Basé à Montpellier, le groupe Nicollin est devenu au fil des années l’un des leaders français de la collecte de déchets - tout en se diversifiant. Place maintenant à l'internationalisation.

  • 14 mai 2018
  • Temps de lecture: 2 min

Les gants de boxe de Marcel Cerdan ? Les maillots de Maradona ? Ils sont au musée du sport Nicollin. L'huile d'olive ? Elle vient des terres agricoles que possède le groupe, de même que les taureaux camarguais... Le groupe Nicollin est certes devenu, au fil des années, l'un des leaders français de la collecte de déchets, derrière Veolia et Suez, il reste néanmoins marqué par l'empreinte de Louis (Loulou) Nicollin, fou de sport et prêt à toutes les aventures.

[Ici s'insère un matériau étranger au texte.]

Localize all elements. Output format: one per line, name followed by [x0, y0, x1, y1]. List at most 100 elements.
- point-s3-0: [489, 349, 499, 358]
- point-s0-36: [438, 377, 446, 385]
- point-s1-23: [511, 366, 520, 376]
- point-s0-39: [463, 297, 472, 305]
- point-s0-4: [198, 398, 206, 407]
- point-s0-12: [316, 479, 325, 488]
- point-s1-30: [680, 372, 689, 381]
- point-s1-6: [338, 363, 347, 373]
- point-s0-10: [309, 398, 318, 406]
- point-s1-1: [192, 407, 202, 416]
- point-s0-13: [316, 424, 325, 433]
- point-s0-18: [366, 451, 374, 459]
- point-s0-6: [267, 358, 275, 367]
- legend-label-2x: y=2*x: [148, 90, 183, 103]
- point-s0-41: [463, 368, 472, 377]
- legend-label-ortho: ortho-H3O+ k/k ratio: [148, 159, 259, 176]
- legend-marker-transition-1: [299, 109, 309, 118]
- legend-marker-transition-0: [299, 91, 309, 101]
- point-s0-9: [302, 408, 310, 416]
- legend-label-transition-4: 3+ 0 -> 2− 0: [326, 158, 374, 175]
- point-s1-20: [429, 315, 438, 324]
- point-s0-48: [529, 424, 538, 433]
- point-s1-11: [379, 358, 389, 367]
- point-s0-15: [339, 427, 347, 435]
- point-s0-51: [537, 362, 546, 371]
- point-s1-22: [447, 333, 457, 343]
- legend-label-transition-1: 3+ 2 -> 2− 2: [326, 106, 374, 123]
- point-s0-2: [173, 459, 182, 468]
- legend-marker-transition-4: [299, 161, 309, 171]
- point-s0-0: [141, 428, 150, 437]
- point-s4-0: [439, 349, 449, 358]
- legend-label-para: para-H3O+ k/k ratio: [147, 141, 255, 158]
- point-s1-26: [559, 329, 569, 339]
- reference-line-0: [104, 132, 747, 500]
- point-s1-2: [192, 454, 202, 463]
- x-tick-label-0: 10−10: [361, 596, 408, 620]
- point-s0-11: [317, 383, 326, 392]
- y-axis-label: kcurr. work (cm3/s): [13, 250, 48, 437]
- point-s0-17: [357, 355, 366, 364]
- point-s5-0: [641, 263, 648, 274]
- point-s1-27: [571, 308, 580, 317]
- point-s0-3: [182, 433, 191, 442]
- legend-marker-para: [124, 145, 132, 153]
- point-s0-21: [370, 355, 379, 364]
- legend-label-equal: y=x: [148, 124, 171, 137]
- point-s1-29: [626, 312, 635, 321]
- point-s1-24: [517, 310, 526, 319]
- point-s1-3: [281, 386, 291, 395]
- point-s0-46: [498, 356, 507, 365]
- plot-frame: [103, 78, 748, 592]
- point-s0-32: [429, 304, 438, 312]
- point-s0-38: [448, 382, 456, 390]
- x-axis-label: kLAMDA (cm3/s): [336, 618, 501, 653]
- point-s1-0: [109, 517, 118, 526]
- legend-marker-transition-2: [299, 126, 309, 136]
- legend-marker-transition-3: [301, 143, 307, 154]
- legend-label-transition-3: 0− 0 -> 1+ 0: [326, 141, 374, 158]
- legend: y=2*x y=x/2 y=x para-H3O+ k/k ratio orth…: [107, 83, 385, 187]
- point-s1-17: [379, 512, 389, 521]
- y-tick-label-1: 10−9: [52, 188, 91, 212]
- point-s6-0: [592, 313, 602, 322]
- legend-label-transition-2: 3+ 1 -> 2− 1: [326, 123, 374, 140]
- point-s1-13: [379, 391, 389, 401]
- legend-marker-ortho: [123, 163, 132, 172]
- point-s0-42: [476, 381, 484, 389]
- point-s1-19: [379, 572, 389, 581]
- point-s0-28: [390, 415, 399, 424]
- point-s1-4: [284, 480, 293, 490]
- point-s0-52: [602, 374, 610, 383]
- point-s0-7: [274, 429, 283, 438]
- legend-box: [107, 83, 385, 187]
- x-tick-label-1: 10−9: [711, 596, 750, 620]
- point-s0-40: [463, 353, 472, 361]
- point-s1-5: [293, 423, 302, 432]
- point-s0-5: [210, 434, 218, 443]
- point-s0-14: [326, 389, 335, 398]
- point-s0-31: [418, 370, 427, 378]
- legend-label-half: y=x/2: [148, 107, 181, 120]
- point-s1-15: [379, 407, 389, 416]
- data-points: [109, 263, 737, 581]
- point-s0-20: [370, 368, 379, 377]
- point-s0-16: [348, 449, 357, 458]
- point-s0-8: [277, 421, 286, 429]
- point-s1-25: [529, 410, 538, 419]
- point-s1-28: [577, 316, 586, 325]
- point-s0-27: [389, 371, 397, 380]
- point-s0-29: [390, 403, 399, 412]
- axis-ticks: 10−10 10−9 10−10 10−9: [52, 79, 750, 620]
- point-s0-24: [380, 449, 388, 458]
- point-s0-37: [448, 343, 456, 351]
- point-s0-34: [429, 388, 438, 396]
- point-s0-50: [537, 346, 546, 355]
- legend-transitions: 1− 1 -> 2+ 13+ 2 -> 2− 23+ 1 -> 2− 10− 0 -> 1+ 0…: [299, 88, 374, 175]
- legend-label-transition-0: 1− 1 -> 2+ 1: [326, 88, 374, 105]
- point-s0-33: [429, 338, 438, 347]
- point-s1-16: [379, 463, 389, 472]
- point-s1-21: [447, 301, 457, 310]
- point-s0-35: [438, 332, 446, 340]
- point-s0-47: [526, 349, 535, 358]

Une affaire 100 % familiale

Aujourd'hui, ses fils, Laurent et Olivier, dirigent une entreprise diversifiée. Avec à l'origine, à la faveur d'une grève des éboueurs, une société de collecte de déchets créée en 1949 à Saint-Fons (Rhône) par leur grand-père Marcel, 

négociant en charbon. Peu de temps après son lancement, la société commence à rayonner dans toute la région.
Et pour mieux conquérir le reste de l'Hexagone, Loulou part implanter l'entreprise à Montpellier sur les conseils paternels, en 1967. Elle y a toujours son siège. De Lens à Limoges en passant par Marseille, Reims, Poitiers ou Royan, le succès est au rendez-vous. Tout ne s'est pas fait en un jour, ni sans accrocs...

Mais toujours est-il que le groupe emploie aujourd'hui 5 000 personnes pour un chiffre d’affaires de 310 millions d'euros, dont 70 % est réalisé auprès de collectivités et 30 % auprès d’entreprises privées, soit plus de 300 clients au total, pour une activité structurée autour de quatre pôles : environnement (collecte de déchets industriels, déchèteries, traitement, tri et valorisation, propreté urbaine), eau (gestion et assainissement), services (nettoyage industriel, sécurité, espaces verts...), et événementiel (traiteur et réceptions).